2019-05-24	MANIFEST: add extman.perl
	Oops :x
2019-05-24	doc: add URLs for Xapian manpages
	Since we go through the effort of hosting these manpages, link to them.
2019-05-24	doc: xcpdb: add switch documentation
	In particular, the '--compact' switch is really useful since it works without holding the inbox-wide lock for minutes at a time on giant inboxes (inboxes where copies can take dozens, if not hundreds of minutes).
2019-05-24	doc: generate manpages for some Xapian commands
	They're nowhere to be found on Xapian.org, and links to external services are either too long (for manpages.debian.org) or have privacy-invasive tracking JS on them.
2019-05-24	doc: sync .txt mtime to .pod mtime
	Otherwise timestamps for .html files get screwed up, too; and that hurts caching.
2019-05-24	doc: don't barf on missing `git set-file-times'
	It's not critical, but it's nice to have for cache-friendliness (otherwise I would not have written it :P) I guess I should follow up on getting it into 'git contrib/': https://public-inbox.org/git/20100702033709.GA6818@burratino/
2019-05-24	doc: daemon: fix manpage section for nginx
	The nginx manpage is in section 8.
2019-05-24	doc: index: fix miscapitalization of "SQLite"
	Oops :x
2019-05-24	search: don't log all warnings on retry_reopen
	Some users (or bots :P) can trigger horrible queries which the caller can choose to either log or ignore. This prevents horrible queries from ExtMsg from logging confusing "ref: " messages when $@ is not a Perl reference.
2019-05-23	doc: various updates to reflect current state
	-index documentation avoid redundant v1 information and refers readers to apropriate v1/v2 manpages. Search::Xapian can also be optional, now, as only the PSGI search interface uses it. Favor "INBOX_DIR" where appropriate, since "REPO_DIR" can be confused for code repos which we also support. XAPIAN_FLUSH_THRESHOLD is documented for all relevant bulk commands.
2019-05-23	xapcmd: do not reset %SIG until last Xtmpdir is done
	To properly handle compact tmpdir cleanup in single process situations, we need to carefully account for Xtmpdir not being a singleton and ensuring we don't clobber signal handlers which belong to other Xtmpdirs.
2019-05-23	xcpdb\|compact: support --jobs/-j flag like gmake(1)
	We don't have to be tied to the number of partitions in case we made a bad choice at initialization.
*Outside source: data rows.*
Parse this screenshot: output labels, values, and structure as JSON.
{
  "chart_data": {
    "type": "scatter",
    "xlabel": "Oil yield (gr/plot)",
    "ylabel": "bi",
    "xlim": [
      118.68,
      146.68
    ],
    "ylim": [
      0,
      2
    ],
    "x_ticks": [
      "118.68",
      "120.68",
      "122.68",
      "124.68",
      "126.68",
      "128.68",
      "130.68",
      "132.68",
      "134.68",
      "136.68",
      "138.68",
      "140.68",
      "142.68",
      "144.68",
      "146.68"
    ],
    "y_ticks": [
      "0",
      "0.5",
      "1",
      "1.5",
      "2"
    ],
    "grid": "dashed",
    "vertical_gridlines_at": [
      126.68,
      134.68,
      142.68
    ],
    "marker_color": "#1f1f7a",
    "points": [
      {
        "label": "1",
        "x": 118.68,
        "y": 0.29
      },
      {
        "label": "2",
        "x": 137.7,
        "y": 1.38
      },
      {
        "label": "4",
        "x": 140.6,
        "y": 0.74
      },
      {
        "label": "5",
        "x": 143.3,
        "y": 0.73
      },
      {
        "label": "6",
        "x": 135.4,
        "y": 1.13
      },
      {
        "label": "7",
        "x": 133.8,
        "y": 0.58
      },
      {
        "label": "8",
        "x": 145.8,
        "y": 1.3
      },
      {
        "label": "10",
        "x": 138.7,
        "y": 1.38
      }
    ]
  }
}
This doesn't affect reindexing, but the copying phase is already intensive. And optimize away the extra process when we only have a single job which won't parallelize. The wording for the (v2) reindexing phase could be improved, later. I also plan to allow repartitioning of existing Xapian DBs.
2019-05-23	xapcmd: cleanup on interrupted xcpdb "--compact"
	We should not have leftover junk on interrupted invocations.
2019-05-23	xcpdb\|compact: support some xapian-compact switches
	Allow users to specify the --blocksize <B>, --no-full, --fuller options for xapian-compact(1) for fine-tuning compact behavior for low-traffic/inactive inboxes. We also won't support --multipass, since it doesn't seem compatible with our requirement to use --no-renumber. We also won't support --single-file, since it only seems intended for totally dead inboxes; and it doesn't seem worth the support overhead when "totally dead" turns out to be a misdiagnosis.
2019-05-23	compact: reuse infrastructure from xcpdb
	Since -xcpdb is a superset of -compact, we can reuse much of that code used for driving compact. For compact (only), this is slightly less memory efficient since it requires an extra process per-partition, but we get to prefix the output with the partition name for more readable output.